Don't be trapped by your Healthtech Roadmap
Why Every Health Tech CPO Should Delete Their Roadmap (And Build This Instead)What do a bunch of health tech companies I’ve examined over the past few years have in common? Quite a lot in fact. But one things sticks out – neat quarterly boxes filled with feature names, integration milestones, and platform expansion plans. They’re beautiful documents that bear no resemblance to reality. In other words ‘Roadmaps’.
Healthcare doesn’t follow software timelines. Regulatory approvals get delayed. Clinical studies produce unexpected results. Reimbursement policies change overnight. User behaviour shifts based on external health events (COVID). Yet we keep building roadmaps as if health tech operates in a predictable environment. I could argue that roadmaps in general exist as exercises in controlled fiction offering certainty in a world that rarely cooperates.
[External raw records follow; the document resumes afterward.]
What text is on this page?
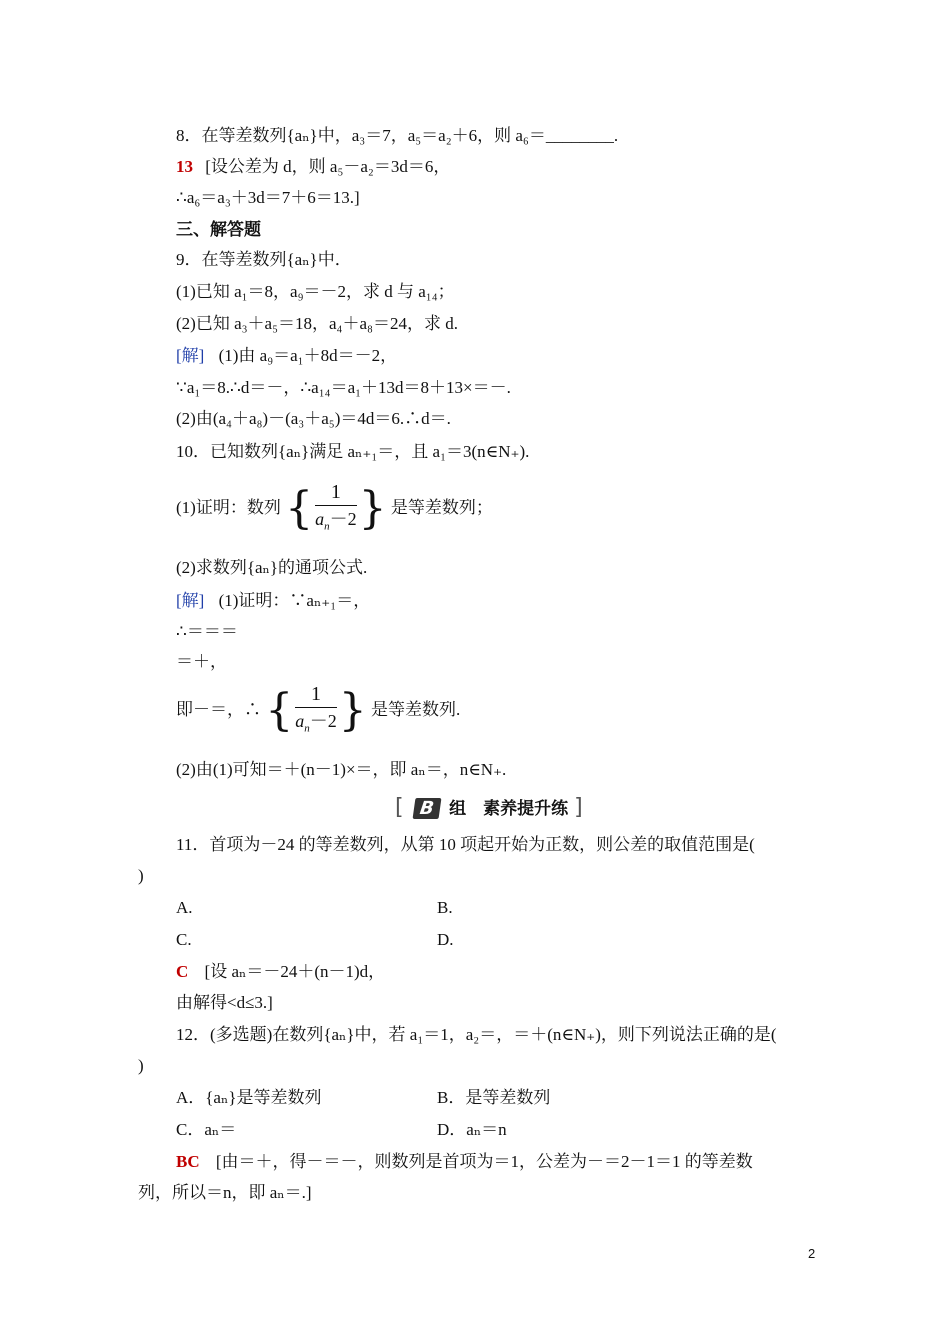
8．在等差数列{aₙ}中，a₃＝7，a₅＝a₂＋6，则 a₆＝________.
13 [设公差为 d，则 a₅－a₂＝3d＝6，
∴a₆＝a₃＋3d＝7＋6＝13.]
三、解答题
9．在等差数列{aₙ}中．
(1)已知 a₁＝8，a₉＝－2，求 d 与 a₁₄；
(2)已知 a₃＋a₅＝18，a₄＋a₈＝24，求 d.
[解] (1)由 a₉＝a₁＋8d＝－2，
∵a₁＝8.∴d＝－，∴a₁₄＝a₁＋13d＝8＋13×＝－.
(2)由(a₄＋a₈)－(a₃＋a₅)＝4d＝6.∴d＝.
10．已知数列{aₙ}满足 aₙ₊₁＝，且 a₁＝3(n∈N₊).
(1)证明：数列 { $\frac{1}{a_n-2}$ } 是等差数列；
(2)求数列{aₙ}的通项公式.
[解] (1)证明：∵aₙ₊₁＝，
∴＝＝＝
＝＋，
即－＝，∴ { $\frac{1}{a_n-2}$ } 是等差数列.
(2)由(1)可知＝＋(n－1)×＝，即 aₙ＝，n∈N₊.
[ B 组　素养提升练 ]
11．首项为－24 的等差数列，从第 10 项起开始为正数，则公差的取值范围是(
)
A.	B.
C.	D.
C [设 aₙ＝－24＋(n－1)d，
由解得<d≤3.]
12．(多选题)在数列{aₙ}中，若 a₁＝1，a₂＝，＝＋(n∈N₊)，则下列说法正确的是(
)
A．{aₙ}是等差数列	B．是等差数列
C．aₙ＝	D．aₙ＝n
BC [由＝＋，得－＝－，则数列是首项为＝1，公差为－＝2－1＝1 的等差数
列，所以＝n，即 aₙ＝.]
2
Why Health Tech Is Different
Traditional software can iterate rapidly because the cost of being wrong is usually low. Ship a buggy social media feature? Users complain but keep scrolling. I noticed recently for example that there was no difference in the CTA for Follow or Following on Instagram discovery pages. I couldn’t believe that such an oversight had made it into production – albeit a relatively minor issue. But it didn’t matter. Ship a buggy medication reminder? People miss doses and end up in emergency rooms.
This fundamental difference demands a different approach to product strategy:
- Validation cycles must include clinical outcomes, not just user engagement
- Regulatory requirements change faster than development cycles
- User behaviour varies dramatically based on health status
- Integration dependencies are controlled by external organisations with different priorities
The Alternative: Health-First Product Strategy
Instead of roadmaps, successful health tech product leaders are building what I call “Health Impact Frameworks” – these are dynamic strategies that prioritise patient outcomes over feature delivery. This means potential pivots early, pivoting and responding – not to mention suddenly dedicating resource to something that cannot be left alone for whatever reason (safety, incoming headwinds of a competitor for example).
The Three-Horizon Approach:
Horizon 1 (0-6 months): Behaviour Validation Don’t plan features, plan behaviour change experiments. Each experiment should test a specific hypothesis about patient behaviour and measure clinical outcomes, not product metrics.
Example: Instead of “Build medication adherence dashboard,” test “Can SMS reminders at optimal timing increase adherence by 15% for Type 2 diabetes patients?”
Horizon 2 (6-18 months): System Integration Focus on embedding your proven behaviour changes into existing care workflows. This isn’t about API connections, it’s about changing how healthcare providers work. I see this a lot in the NHS and believe there is a ton of work to be done to get more efficient patient outcomes delivered.
I see successful companies who try to partner with the NHS deliver their own outcomes within the creaking tech architecture of the NHS rather than trying to deeply integrate with it. This means that if you’re an external provider then think about how you can change doctors, nurses or other healthcare workers’ behaviour and how they do their daily jobs. If you build an app that helped diabetic patients remember to take their meds don’t try to send data to the doctor’s existing system. Change the doctor’s routine so they use the app insights to take action.
Horizon 3 (18+ months): Market Expansion Only after proving behaviour change and workflow integration should you consider scaling to new conditions, populations, or markets.
The CPO Mindset Shift
This approach requires fundamentally different skills from traditional product management:
- Think like a behavioural scientist, not a feature factory. Your job is to understand what drives sustained health behaviour change.
- Measure like a clinician, not a growth hacker. MAU means nothing if patients aren’t healthier. Focus on clinical endpoints.
- Plan like an emergency room, not a software company. Build systems that adapt quickly to changing patient needs. And communicate this need to the team, allow for pivots.
- Partner like a healthcare provider, not a tech company. Your stakeholders include patients, families, doctors, and insurers each with different success metrics.
The Practical Framework
Replace quarterly planning with monthly health outcome reviews. Ask these questions:
- Which patient behaviours changed in measurable ways?
- What clinical outcomes improved (or didn’t)?
- Which healthcare providers changed their workflows?
- What external factors affected our results?
Use those answers to adjust your next month’s experiments, not to update a roadmap that assumes predictability in an unpredictable industry. And remember, there are varying levels of success. You might first need to use your product to enact habit changes in lifestyles in your patients. Only then for example might you see real world PATIENT fed-back changes in their condition or initial problem. It’s nuanced and complex – act accordingly! And remember, would you rather save a few lives than deliver a product that reaches 10 million users but does nothing.